L'église Notre-Dame se trouve au centre du bourg de Bayon-sur-Gironde.
Historique
- La première église de Bayon, dédiée à saint Éloi, a été construite en bois vers le Ve siècle. Elle se trouvait entre le bourg actuel et le fleuve. Les fondations de cette église sont à 200 m de l'église actuelle et se devinent encore dans les vignes voisines. L'église a été probablement brûlée par une expédition de Normands remontant la Gironde sur leurs drakkars pour piller Bordeaux.
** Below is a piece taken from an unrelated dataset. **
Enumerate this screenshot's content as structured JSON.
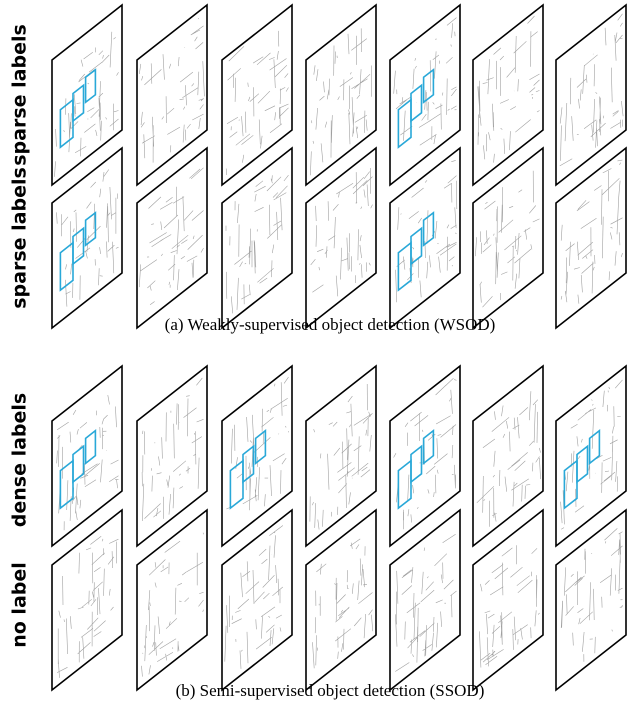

- Vers 1185 les habitants de Bayon décident de se doter d'une église en dur. Le plan de cette église dont la nef n'est pas voûtée est simple : un chevet en hémicycle avec une abside à sept pans extérieurs séparés par des piliers ; une nef unique, flanquée à l'ouest par un porche plus étroit surmonté d'un clocher.
- Au XVIe siècle, l'église avait titre de prieuré et dépendait de l’évêché de Comminges. Le elle fut réassignée par le prieur Léonard Forestié en faveur de Mathurin Poëf, religieux et prieur claustral de l'abbaye Saint-Vincent de Bourg-sur-Mer. L'évêque de Comminges avait à peine sanctionné ce désistement (le ) que le cardinal de Sourdis prononça, le 18 du même mois, l'union de ce prieuré au monastère Saint-Antoine des Feuillants de Bordeaux. Cette décision fut vivement attaquée par les abbés de Bourg ; les plaidoiries ne cessèrent qu'en 1789.
- Au XVIIe siècle, un cloître est construit sur le flanc nord, avec accès direct par une porte murée après la démolition du cloître en 1655. En 1660 le chœur de l'église menace ruine : trois grandes crevasses vont du sol au toit.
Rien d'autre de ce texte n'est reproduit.